Primeros pasos tras el diagnóstico
1. Procesar la noticia con calma
– Es normal sentir preocupación.
– Entender el diagnóstico ayuda a reducir la incertidumbre.
2. Evaluación profesional completa
– Consultar pediatras, psicólogos, psiquiatras infantiles o terapeutas ocupacionales
– Es clave realizar una evaluación global: atención, funciones ejecutivas, perfil sensorial, habilidades sociales, emocionales…
3. Evaluaciones complementarias
– Evaluación cognitiva, sensorial y emocional para diseñar un plan personalizado ajustado a las necesidades del niño
Estrategias prácticas para familias
Aplicar pequeños cambios puede tener un gran impacto:
– Rutinas estructuradas y predecibles: reducen la ansiedad y mejoran la concentración
– Tareas en pasos pequeños: facilita el éxito y disminuye la frustración
– Refuerzo positivo: valorar cada logro aumenta la motivación
– Espacios sin distracciones: lugares organizados y tranquilos para tareas favorecen la atención
– Juegos y actividades físicas: fundamental para regular la energía y mejorar el foco
– Apoyo visual: horarios y listas ayudan al niño a organizarse
Terapia y naturaleza: un enfoque innovador en el tratamiento del TDAH
La intervención temprana, combinada con terapia ocupacional, juego estructurado y entornos naturales, ofrece beneficios muy relevantes:
- Estimulación multisensorial
- Aprendizaje motivador y experiencial
- Mejora de habilidades sociales
- Regulación emocional
- Desarrollo de la autonomía
En Therapy Mountain, trabajamos con niños con TDAH y TDA, combinando terapia ocupacional, actividades en la naturaleza y juego estructurado, intervención terapéutica personalizada para fomentando el desarrollo integral y bienestar emocional.

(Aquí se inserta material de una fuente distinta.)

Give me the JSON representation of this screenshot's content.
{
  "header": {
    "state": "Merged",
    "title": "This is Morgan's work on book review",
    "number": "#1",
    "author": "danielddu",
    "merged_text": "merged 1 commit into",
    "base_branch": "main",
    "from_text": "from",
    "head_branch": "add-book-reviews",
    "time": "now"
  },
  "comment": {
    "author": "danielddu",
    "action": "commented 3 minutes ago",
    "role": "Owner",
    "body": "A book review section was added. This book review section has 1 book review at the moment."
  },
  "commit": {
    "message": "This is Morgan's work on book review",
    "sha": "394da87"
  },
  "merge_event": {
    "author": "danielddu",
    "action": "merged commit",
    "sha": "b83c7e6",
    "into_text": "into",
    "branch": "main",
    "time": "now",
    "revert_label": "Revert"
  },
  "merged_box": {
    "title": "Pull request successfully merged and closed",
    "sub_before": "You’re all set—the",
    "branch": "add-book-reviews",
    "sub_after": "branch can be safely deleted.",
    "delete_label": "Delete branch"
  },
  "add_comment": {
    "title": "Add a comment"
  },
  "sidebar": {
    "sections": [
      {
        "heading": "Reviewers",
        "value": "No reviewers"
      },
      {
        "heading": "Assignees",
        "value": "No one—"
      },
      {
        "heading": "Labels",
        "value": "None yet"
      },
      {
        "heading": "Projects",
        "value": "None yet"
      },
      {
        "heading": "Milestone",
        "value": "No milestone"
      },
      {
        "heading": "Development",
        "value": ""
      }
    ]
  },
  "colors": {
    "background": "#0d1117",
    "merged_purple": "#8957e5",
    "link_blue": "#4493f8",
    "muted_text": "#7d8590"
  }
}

Este enfoque facilita que el niño aprenda haciendo, no solo escuchando.
El papel de la familia: la familia es una pieza clave en el desarrollo del niño:
- Participar en la terapia
- Aplicar estrategias en casa
- Fomentar la autoestima del niño
Conclusión
Recibir un diagnóstico de TDAH o TDA no es el final, sino el inicio de un camino de aprendizaje y adaptación familiar.
El diagnostico no limita al niño, le da herramientas para avanzar.
La detección temprana, la intervención profesional y la participación activa de la familia maximizan el desarrollo integral del niño, fomentan autonomía y regulan emociones.
En Therapy Mountain, acompañamos a las familias con programas personalizados, combinando terapia ocupacional, actividades al aire libre y estrategias motivadoras para que cada niño aprenda, explore y crezca de manera integral.